The security mindset for MCP is the same as for any API integration — except the attack surface now includes the AI’s reasoning as a potential manipulation vector. Prompt injection against MCP-fed agents is a real, documented attack class, and defending against it requires both infrastructure controls and careful system prompt design.
Part 9: The Bigger Picture — MCP as Infrastructure 🏗️
Before MCP, an AI agent was a kind of endpoint — you talked to it, it replied. Stateless, contextless, largely isolated from your systems.
After MCP, an AI agent can be a participant in your engineering infrastructure — reading your systems, acting on your behalf, integrated into the same tools and services your human engineers use.

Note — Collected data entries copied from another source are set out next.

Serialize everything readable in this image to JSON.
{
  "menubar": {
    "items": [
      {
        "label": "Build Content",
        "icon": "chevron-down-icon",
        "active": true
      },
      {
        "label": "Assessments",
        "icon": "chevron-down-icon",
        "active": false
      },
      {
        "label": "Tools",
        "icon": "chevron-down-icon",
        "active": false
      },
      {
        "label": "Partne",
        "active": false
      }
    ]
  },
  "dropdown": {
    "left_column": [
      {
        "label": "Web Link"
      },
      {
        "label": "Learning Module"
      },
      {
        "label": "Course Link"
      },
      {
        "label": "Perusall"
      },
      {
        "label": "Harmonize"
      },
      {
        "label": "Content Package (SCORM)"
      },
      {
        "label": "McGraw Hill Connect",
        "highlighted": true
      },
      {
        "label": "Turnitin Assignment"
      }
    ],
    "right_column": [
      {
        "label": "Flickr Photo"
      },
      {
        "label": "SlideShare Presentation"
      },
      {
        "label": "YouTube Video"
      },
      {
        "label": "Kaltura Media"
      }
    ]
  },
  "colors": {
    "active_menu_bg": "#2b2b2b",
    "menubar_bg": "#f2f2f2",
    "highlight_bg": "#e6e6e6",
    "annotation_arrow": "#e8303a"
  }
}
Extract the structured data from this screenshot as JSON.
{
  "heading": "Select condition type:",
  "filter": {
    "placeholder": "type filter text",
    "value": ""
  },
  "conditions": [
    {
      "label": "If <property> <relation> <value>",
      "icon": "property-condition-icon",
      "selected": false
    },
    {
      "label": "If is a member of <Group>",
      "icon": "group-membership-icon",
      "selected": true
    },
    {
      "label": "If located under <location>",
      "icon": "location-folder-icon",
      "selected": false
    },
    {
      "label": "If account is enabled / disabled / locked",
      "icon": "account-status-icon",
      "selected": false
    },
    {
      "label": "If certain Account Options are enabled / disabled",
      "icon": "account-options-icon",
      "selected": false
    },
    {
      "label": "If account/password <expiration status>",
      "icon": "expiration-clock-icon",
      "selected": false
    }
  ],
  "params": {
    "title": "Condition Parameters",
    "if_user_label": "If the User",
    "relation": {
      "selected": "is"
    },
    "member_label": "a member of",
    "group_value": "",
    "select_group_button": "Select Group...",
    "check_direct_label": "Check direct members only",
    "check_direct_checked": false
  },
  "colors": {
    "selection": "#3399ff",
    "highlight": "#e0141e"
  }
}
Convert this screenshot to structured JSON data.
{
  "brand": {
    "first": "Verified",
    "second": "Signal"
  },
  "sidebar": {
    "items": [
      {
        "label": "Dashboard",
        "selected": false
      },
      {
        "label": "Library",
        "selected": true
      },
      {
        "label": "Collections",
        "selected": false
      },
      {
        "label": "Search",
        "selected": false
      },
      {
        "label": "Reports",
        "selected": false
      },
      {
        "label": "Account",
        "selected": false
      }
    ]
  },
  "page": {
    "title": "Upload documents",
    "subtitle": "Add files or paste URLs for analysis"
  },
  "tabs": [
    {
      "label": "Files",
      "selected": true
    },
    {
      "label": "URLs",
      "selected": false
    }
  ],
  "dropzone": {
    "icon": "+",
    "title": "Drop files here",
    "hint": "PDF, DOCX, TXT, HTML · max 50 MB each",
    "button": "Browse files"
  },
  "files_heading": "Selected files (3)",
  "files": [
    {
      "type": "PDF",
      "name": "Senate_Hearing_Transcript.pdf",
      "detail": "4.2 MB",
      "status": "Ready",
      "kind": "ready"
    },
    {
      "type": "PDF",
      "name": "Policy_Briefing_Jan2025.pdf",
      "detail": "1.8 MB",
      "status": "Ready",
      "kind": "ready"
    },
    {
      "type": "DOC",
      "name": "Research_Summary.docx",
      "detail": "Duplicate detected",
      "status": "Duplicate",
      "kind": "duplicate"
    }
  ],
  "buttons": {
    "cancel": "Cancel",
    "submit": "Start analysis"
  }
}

For the agentic engineering practitioner, this means the work isn’t just “what prompt do I give the agent” — it’s “what systems do I connect the agent to, with what permissions, and under what supervision?”
Those are architecture questions. Engineering questions. And getting them right is exactly what separates agentic engineering from vibe coding.
🧭 The MCP Playbook: Quick Reference
| Situation | Recommended Action |
|---|---|
| You want agents to read your codebase | Add Filesystem MCP, scoped to project root |
| You want agents to work with GitHub | Add official GitHub MCP server, repo-scoped token |
| You want agents aware of database schemas | Add DB MCP server with read-only credentials |
| Your internal tool isn’t in the ecosystem | Build a custom MCP server (TypeScript or Python SDK) |
| Agent has access to sensitive systems | Require human confirmation before any write operation |
| Multiple AI tools in your team’s stack | One MCP server serves them all — build once |
| Worried about prompt injection | Treat all MCP-retrieved content as untrusted; instruct agents accordingly |
| Configuring MCP connection strings | Always use ${env:VAR} references, never hardcode credentials |
The agents that change how software gets built aren't the ones with the biggest models. They're the ones with the best connections. MCP is how you build those connections.